Banning Potable Water for Construction Activities

by M. Wasim
Water crisis

Water is essential in construction activities. The construction industry consumes a considerable amount of water in its day-to-day operations, using it at every stage of a project’s lifecycle. That includes in washing aggregates, preparing raw concrete, curing concrete, dust suppression, washing of hard surfaces and equipment as well as consumption by workers. However, depleting natural resources owing to the climate change have placed increasingly-tremendous pressure on Pakistan’ already constrained water resources.

That is the reason the government intends to ban the use of potable water in construction projects in Islamabad in order to preserve the drinkable water in the Federal Capital City. Multiple newspapers have reported that the government concludes the current pattern of water use is not sustainable, therefore it is likely to ban the use of potable water in service stations, horticulture and most importantly construction activities to save the drinkable water in Islamabad.

Smart Use of Water

Construction and housing is the second biggest sector of Pakistan after agriculture, employing more than 5 million people across the country. However, it is a fact many builders and developers do not adopt adequate measures in place at their construction sites to reduce excessive water consumption, resulting in millions of litres going to waste.

According to the government sources a “smart-use plan must be developed by using recycled water in different sectors”. Like pump stations and service stations are requested to switch to steam cleaning instead of using potable water or install recycling units in this regard.  Similarly, for horticulture and gardening sewage water can by utilized after recycling and treatment.

Construction Usage

Construction is a water-intensive sector and it is generally estimated that it requires an average of 350 litres of water to construct a one-square-metre wall. Which is the reason the construction companies now need to adapt their current water practices and use water more wisely to ensure the sustainability of this essential resource.

Earlier the government took various steps to curb the practice of water wastage in construction. A few years ago there was an unannounced ban on high-rise construction in Karachi just because the Karachi Water & Sewerage Board was unable to give household connections to new apartments due to inadequate water supply in the city . Furthermore, private developers are no longer allowed to extract groundwater.

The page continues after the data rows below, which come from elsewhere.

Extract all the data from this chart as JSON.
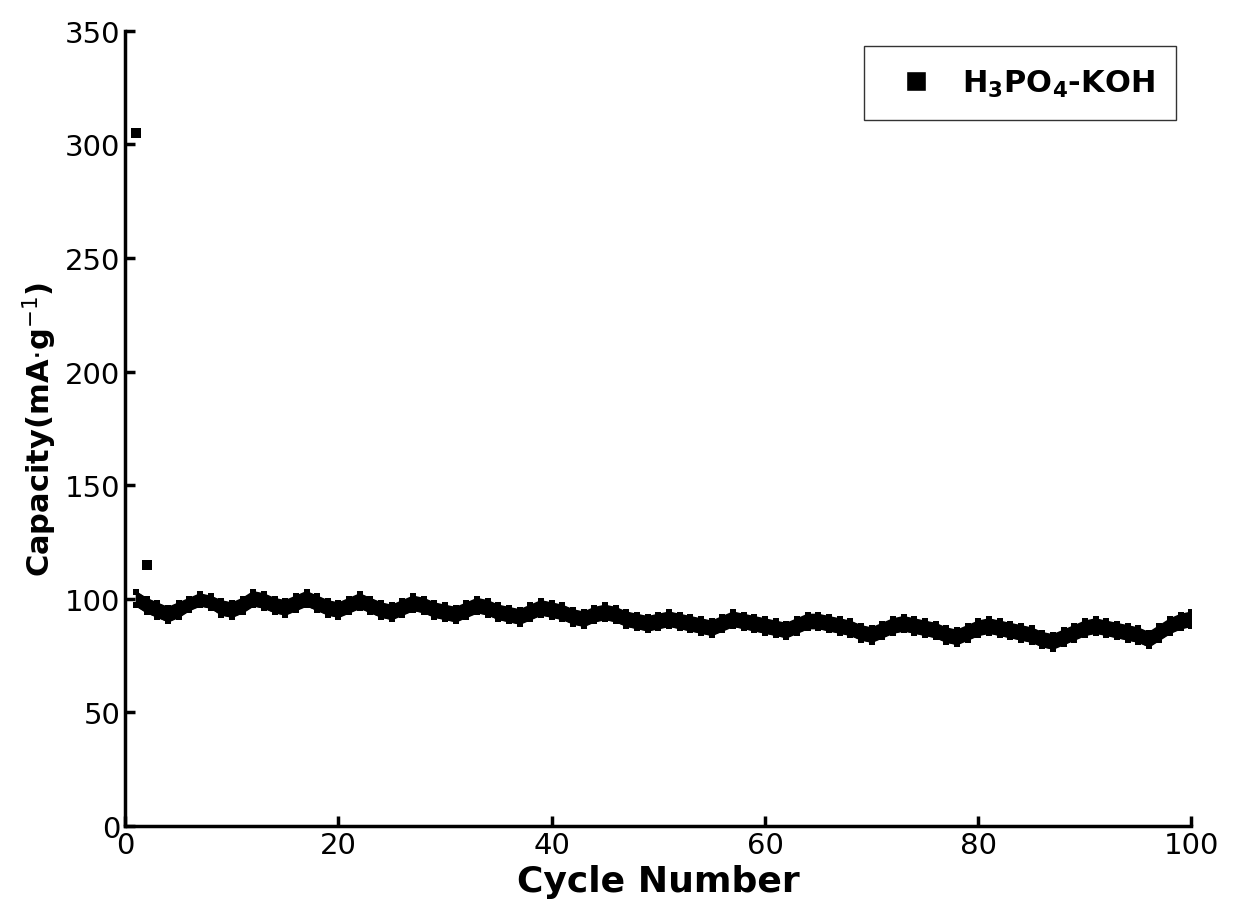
{
  "title": "",
  "xlabel": "Cycle Number",
  "ylabel": "Capacity(mA·g⁻¹)",
  "xlim": [
    0,
    100
  ],
  "ylim": [
    0,
    350
  ],
  "yticks": [
    0,
    50,
    100,
    150,
    200,
    250,
    300,
    350
  ],
  "xticks": [
    0,
    20,
    40,
    60,
    80,
    100
  ],
  "legend_label": "H$_3$PO$_4$-KOH",
  "color": "#000000",
  "background_color": "#ffffff",
  "first_cycle_charge": 305,
  "second_cycle_charge": 115,
  "cycles_upper": [
    103,
    100,
    98,
    96,
    98,
    100,
    102,
    101,
    99,
    98,
    100,
    103,
    102,
    100,
    99,
    101,
    103,
    101,
    99,
    98,
    100,
    102,
    100,
    98,
    97,
    99,
    101,
    100,
    98,
    97,
    96,
    98,
    100,
    99,
    97,
    96,
    95,
    97,
    99,
    98,
    97,
    95,
    94,
    96,
    97,
    96,
    94,
    93,
    92,
    93,
    94,
    93,
    92,
    91,
    90,
    92,
    94,
    93,
    92,
    91,
    90,
    89,
    91,
    93,
    93,
    92,
    91,
    90,
    88,
    87,
    89,
    91,
    92,
    91,
    90,
    89,
    87,
    86,
    88,
    90,
    91,
    90,
    89,
    88,
    87,
    85,
    84,
    86,
    88,
    90,
    91,
    90,
    89,
    88,
    87,
    85,
    88,
    91,
    93,
    94
  ],
  "cycles_lower": [
    97,
    94,
    92,
    90,
    92,
    95,
    97,
    96,
    93,
    92,
    94,
    97,
    96,
    94,
    93,
    95,
    97,
    95,
    93,
    92,
    94,
    96,
    94,
    92,
    91,
    93,
    95,
    94,
    92,
    91,
    90,
    92,
    94,
    93,
    91,
    90,
    89,
    91,
    93,
    92,
    91,
    89,
    88,
    90,
    91,
    90,
    88,
    87,
    86,
    87,
    88,
    87,
    86,
    85,
    84,
    86,
    88,
    87,
    86,
    85,
    84,
    83,
    85,
    87,
    87,
    86,
    85,
    84,
    82,
    81,
    83,
    85,
    86,
    85,
    84,
    83,
    81,
    80,
    82,
    84,
    85,
    84,
    83,
    82,
    81,
    79,
    78,
    80,
    82,
    84,
    85,
    84,
    83,
    82,
    81,
    79,
    82,
    85,
    87,
    88
  ]
}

Clean Water Preference & Way Out

On the other hand, construction experts believes the quality and quantity of water has much effect on the strength of mortar and cement concrete in construction work. They demand water which has PH value of not less than 6. They are of the opinion that water used for mixing and curing should be clean and free from injurious quantities of alkalis, acid, oils, chemicals, sewage materials and other substances that may be deleterious to bricks, stone, concrete or steel. Therefore, potable water is generally considered satisfactory for mixing.

These experts’ concerns are not unjustifiable. However, instead of relying primarily on mains water, contractors can consider using harvested rainwater, or recycled greywater from onsite ablution facilities as an alternative source for daily onsite activities. That provides a flawless way out of their water scarcity problem.

The construction industry’s role in the national economy is undeniably important. But its contribution towards job creation and industrial development should not occur at the expense of our natural resources, especially potable water.